Prices of fines with 62 percent iron content delivered to the port of Tianjin plunged 18 percent in the past six weeks after reaching $191.90 on Feb. 16, the highest since at least 2008, The Steel Index data show. The cash price hasn’t traded at less than $140 per ton since September 2010. Swaps for December are at $126.87 per ton, according to Singapore Exchange Ltd.
Iron ore’s biggest decline in 15 months may worsen as the economy slows in China, the largest importer, the European debt crisis persists and BHP Billiton Ltd. (BHP) and Rio Tinto Group increase production, analysts said.
Ore for immediate delivery may drop to $140 a metric ton by year-end, according to Macquarie Group Ltd. analyst Bonnie Liu in Shanghai. That’s down 5.2 percent from $147.70 yesterday, data from The Steel Index ltd. show.

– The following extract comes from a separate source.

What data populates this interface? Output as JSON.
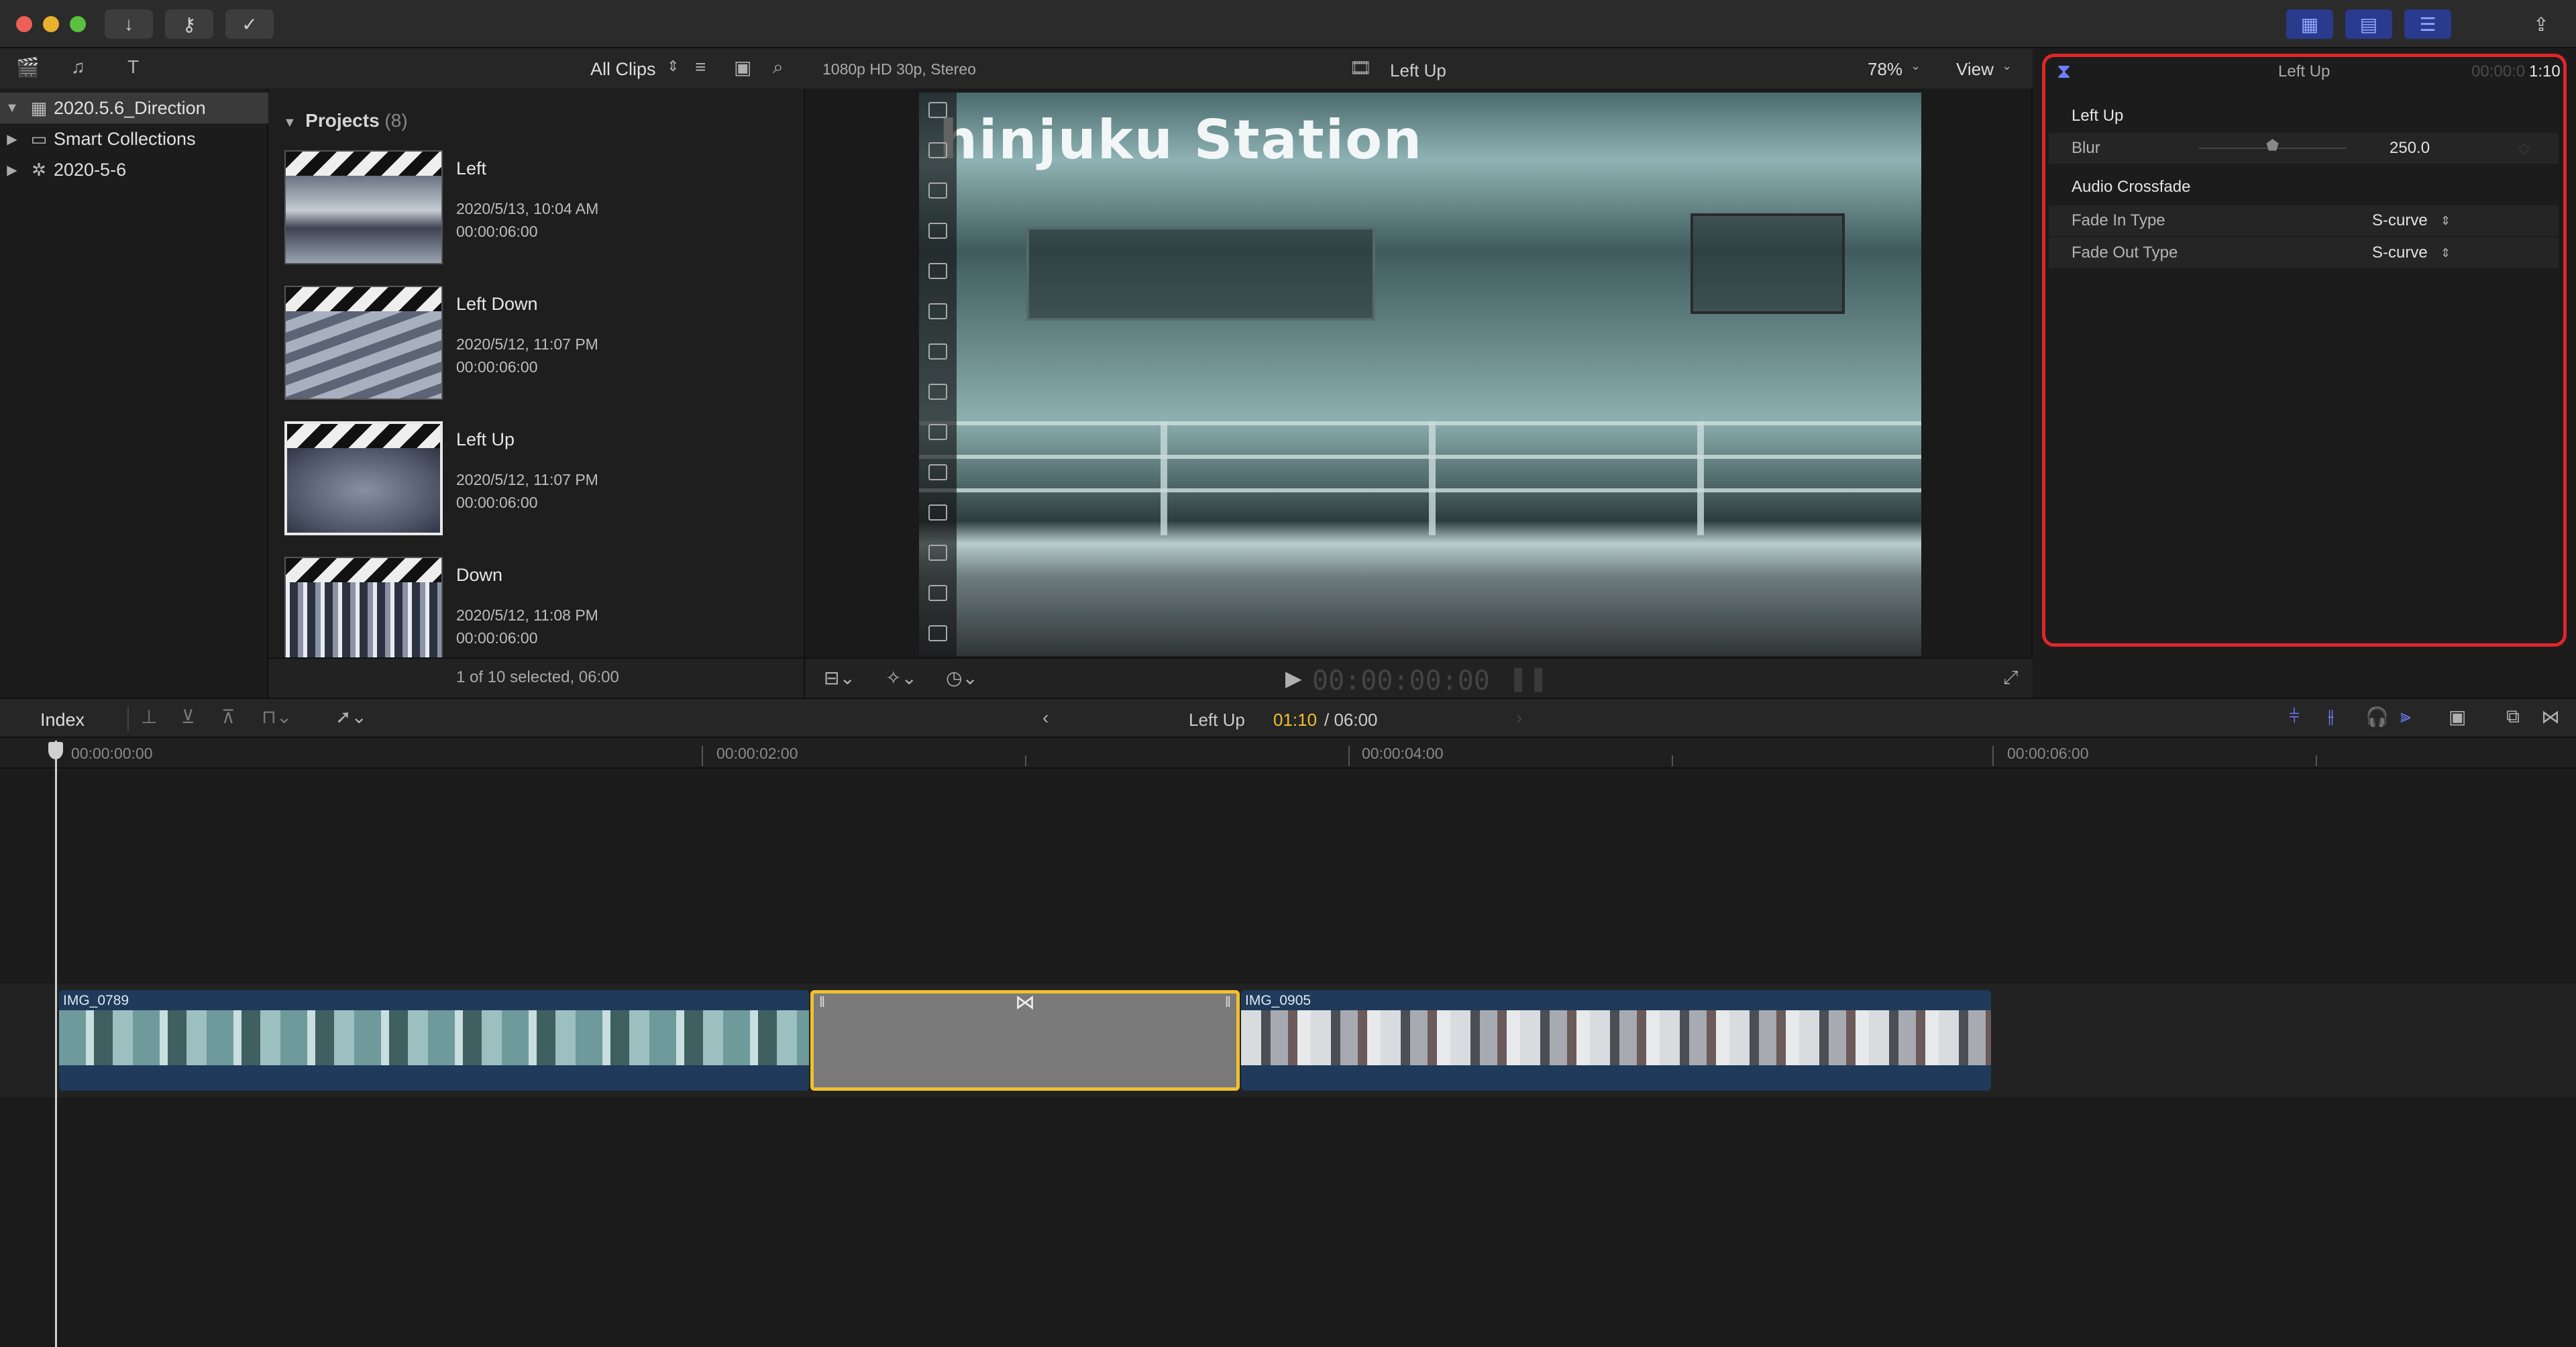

The price may fall to the mid to low $140s, said Australia & New Zealand Banking Group Ltd.
China, the world’s biggest steelmaker, grew at the slowest pace since 2009 in the third quarter on weaker export demand and monetary tightening as steel prices dropped to a 10-month low and port ore inventories held near a record. Cheaper ore — also sold through quarterly contracts — may limit profit growth at Vale SA (VALE3), Rio Tinto and BHP Billiton, the largest producers.